Mozzarella is actually a great one to first attempt. If you mess up, you likely end up with ricotta.

This is a pretty good book:
http://www.amazon.com/Home-Cheese-Making-Recipes-Delicious/dp/1580174647

u/dankpoots · 3 pointsr/cheesemaking

You need to read a real book about cheesemaking before you go any further. A lot of people consider Rikki Carroll's "Home Cheese Making" to be a bible for starting out in the process, and it's pretty simple to understand.

Here is the reality: incompetent cheesemaking can make you very, very sick. It requires holding milk at temperatures where pathogenic bacteria thrive and they can cause serious foodborne illness or, in certain circumstances, death. Especially since you are interested in aged cheeses, it is very important that you gain a basic understanding of how the process works chemically so that you can monitor your critical control points to prevent yourself getting sick. (You absolutely don't have to be a scientist or understand everything down on the molecular level, but you do need some basics.)

It is exciting to start out, but as a matter of safety and as a matter of you being able to make successful cheese, you should not be considering making any kind of ripened cheese yet if you don't even understand what the differences between rennet and culture are. You also want to get at least a minimal understanding of how you control specific bacteria, yeast and mold to influence your aging process, and what to look for when things go wrong.

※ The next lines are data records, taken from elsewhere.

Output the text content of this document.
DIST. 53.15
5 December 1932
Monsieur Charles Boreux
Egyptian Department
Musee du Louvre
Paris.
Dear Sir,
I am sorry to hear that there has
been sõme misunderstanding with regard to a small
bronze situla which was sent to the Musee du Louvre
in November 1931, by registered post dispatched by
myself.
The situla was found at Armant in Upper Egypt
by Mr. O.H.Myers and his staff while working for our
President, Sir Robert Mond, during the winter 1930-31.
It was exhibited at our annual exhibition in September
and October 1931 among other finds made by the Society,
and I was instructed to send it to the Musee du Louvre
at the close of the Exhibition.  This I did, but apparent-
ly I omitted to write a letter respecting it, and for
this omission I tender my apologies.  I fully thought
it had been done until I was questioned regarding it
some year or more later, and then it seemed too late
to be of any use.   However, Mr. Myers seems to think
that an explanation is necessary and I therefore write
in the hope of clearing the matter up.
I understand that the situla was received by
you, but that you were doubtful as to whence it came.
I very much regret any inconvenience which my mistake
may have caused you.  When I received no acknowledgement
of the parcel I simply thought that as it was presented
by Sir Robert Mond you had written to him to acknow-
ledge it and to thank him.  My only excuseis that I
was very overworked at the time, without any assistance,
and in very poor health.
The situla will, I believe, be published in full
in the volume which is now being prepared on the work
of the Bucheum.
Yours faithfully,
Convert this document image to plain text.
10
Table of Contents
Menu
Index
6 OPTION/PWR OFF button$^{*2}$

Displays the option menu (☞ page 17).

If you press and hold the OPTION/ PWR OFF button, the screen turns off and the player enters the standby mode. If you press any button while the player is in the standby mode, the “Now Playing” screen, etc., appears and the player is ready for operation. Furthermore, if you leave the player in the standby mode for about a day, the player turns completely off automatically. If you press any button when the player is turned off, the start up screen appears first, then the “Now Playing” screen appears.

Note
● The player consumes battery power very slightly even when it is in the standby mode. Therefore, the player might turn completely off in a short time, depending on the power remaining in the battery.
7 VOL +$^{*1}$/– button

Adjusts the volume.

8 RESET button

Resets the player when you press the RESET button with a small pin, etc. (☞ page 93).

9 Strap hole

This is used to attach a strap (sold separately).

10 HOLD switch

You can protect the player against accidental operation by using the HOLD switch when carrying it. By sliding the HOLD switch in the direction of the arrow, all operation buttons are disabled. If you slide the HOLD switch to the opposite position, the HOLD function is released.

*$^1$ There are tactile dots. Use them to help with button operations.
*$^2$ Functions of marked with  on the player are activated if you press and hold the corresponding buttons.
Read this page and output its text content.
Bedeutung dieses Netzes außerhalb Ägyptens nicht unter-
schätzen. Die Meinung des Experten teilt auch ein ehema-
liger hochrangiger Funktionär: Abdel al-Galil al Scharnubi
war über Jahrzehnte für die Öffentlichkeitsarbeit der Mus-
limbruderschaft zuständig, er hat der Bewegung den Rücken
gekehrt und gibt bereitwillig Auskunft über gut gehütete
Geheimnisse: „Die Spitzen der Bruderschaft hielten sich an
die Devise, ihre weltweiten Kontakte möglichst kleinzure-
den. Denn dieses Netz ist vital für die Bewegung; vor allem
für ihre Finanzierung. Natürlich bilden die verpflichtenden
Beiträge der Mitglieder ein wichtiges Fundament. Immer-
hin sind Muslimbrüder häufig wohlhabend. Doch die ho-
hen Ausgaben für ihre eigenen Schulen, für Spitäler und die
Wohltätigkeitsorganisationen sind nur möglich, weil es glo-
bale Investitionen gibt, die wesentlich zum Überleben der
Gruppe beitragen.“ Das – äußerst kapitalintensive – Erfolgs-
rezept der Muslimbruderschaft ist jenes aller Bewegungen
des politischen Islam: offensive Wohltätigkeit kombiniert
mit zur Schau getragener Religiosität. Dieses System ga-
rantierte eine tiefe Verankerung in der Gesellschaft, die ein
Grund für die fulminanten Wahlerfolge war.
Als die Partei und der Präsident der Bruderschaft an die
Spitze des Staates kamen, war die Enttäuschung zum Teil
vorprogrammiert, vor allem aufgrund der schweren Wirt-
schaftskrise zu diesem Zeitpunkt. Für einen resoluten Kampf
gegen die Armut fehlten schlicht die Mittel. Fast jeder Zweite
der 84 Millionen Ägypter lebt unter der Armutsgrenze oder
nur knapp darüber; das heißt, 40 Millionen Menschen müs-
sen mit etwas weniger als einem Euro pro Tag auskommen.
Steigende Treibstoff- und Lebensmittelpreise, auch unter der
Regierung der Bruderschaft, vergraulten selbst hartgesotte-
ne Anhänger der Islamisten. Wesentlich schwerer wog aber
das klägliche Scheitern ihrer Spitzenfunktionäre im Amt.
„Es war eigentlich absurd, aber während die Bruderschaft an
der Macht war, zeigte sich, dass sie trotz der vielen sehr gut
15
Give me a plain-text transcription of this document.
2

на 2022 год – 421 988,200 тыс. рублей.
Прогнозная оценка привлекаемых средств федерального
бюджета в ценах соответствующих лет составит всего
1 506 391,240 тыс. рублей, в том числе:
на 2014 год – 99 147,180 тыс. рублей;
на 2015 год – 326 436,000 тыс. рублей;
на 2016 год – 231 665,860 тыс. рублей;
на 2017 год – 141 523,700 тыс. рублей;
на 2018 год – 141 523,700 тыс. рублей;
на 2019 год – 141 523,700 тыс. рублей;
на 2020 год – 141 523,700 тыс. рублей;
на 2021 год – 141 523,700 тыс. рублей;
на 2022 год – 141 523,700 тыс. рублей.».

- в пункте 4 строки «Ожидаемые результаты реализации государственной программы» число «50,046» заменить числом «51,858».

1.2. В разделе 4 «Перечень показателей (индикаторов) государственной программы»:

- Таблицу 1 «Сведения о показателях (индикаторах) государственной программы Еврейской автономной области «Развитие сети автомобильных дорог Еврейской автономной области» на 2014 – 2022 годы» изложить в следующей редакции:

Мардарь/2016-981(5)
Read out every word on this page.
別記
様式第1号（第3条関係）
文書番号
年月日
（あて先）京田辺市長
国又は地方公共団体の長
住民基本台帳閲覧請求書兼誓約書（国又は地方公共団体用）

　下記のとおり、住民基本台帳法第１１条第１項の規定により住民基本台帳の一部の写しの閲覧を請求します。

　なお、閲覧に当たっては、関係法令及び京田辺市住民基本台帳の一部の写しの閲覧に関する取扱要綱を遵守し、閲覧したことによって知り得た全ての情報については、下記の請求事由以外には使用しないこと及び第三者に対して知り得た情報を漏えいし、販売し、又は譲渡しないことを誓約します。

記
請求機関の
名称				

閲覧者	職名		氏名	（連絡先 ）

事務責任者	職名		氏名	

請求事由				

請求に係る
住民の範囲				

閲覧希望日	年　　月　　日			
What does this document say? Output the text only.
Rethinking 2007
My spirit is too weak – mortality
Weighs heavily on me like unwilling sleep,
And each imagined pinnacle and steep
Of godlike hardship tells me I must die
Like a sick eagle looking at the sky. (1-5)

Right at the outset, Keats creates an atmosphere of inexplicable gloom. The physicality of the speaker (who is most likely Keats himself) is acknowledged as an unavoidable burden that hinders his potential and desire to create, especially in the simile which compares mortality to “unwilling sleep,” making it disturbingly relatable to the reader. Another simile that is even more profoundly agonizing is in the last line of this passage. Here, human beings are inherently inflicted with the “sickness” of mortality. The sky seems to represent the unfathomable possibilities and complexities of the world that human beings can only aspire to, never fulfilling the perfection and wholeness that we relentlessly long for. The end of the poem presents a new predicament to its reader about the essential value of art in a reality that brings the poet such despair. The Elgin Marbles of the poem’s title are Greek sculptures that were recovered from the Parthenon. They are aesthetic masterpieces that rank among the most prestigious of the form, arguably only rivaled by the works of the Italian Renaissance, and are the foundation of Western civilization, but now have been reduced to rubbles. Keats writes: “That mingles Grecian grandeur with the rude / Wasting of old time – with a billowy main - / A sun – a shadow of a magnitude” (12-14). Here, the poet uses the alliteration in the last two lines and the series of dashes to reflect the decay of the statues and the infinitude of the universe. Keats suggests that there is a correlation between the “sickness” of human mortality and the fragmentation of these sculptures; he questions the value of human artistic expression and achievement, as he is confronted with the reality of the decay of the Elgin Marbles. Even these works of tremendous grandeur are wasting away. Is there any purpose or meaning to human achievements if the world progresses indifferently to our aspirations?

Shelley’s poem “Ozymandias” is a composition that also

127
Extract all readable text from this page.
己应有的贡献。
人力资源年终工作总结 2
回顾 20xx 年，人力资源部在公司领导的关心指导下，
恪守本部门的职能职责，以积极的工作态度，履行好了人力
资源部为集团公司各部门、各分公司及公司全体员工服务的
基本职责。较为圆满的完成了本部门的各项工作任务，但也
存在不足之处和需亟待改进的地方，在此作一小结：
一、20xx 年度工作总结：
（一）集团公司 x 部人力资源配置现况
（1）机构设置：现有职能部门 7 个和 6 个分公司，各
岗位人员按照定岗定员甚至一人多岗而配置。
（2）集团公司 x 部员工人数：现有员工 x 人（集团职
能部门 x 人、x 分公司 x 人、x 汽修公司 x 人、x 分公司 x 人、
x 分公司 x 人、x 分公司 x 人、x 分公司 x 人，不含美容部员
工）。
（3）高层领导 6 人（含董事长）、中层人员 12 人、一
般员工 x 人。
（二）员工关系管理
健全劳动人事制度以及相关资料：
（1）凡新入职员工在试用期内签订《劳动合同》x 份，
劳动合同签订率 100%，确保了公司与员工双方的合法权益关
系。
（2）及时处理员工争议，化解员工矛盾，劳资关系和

Dairy aging is not to be fucked with if you like your gastrointestinal system exactly the way it currently functions.

Grab a book and learn about how all the factors work together, and in the meantime try something low risk, such as a recipe for quark or queso fresco, that you will be eating the same day you make it.

u/sewsweet · 2 pointsr/homestead

A note on making cheese- my husband cannot cook worth a damn, basically boxed macaroni and cheese is as advanced as he gets EXCEPT for cheese. He bought the book Home Cheese Making and started with the 30 minute mozzarella. He now makes cheese almost every week. Its fantastic and I think anyone can do it, especially with a fresh milk source.

u/KuriousNik · 2 pointsr/cheesemaking

Here's the book I started with: http://www.amazon.com/Home-Cheese-Making-Recipes-Homemade/dp/1580174647
I started with quest fresco.
Unfortunately, ultra pasteurized milk is the norm now & even though dairies are required to label it as such, I suspect they don't. I've had lots of problems with milk labeled as normal pasteurized so, if you don't live near a good dairy farm, you might want to try using goats milk or raw milk which is now available at some markets like Whole Foods.

u/5ittingduck · 1 pointr/cheesemaking

Hi, welcome!
I recommend a little reading, your local library should have these books, https://gianacliscaldwell.com/books/ https://www.amazon.com/Home-Cheese-Making-Recipes-Homemade/dp/1580174647 , both are good to start with.
Gavin Webber's YouTube channel is excellent and shows many useful techniques.
If a local cheesmaker does day courses, they are really good for getting a feel for things, nothing like hands on ;)
Have fun!

u/nycfoodie · 1 pointr/personalfinance

Well, I think that also includes the cost of overnight delivery of perishable items. That said, I've had several that retail for 29.99/lb and they are actually amazing enough for that price.

Cheese of the Month is a good splurge to get you exposure to new and different types of cheeses (think of it as an educational expense). Once you know what you like, you can try to find it locally. Or make your own varieties.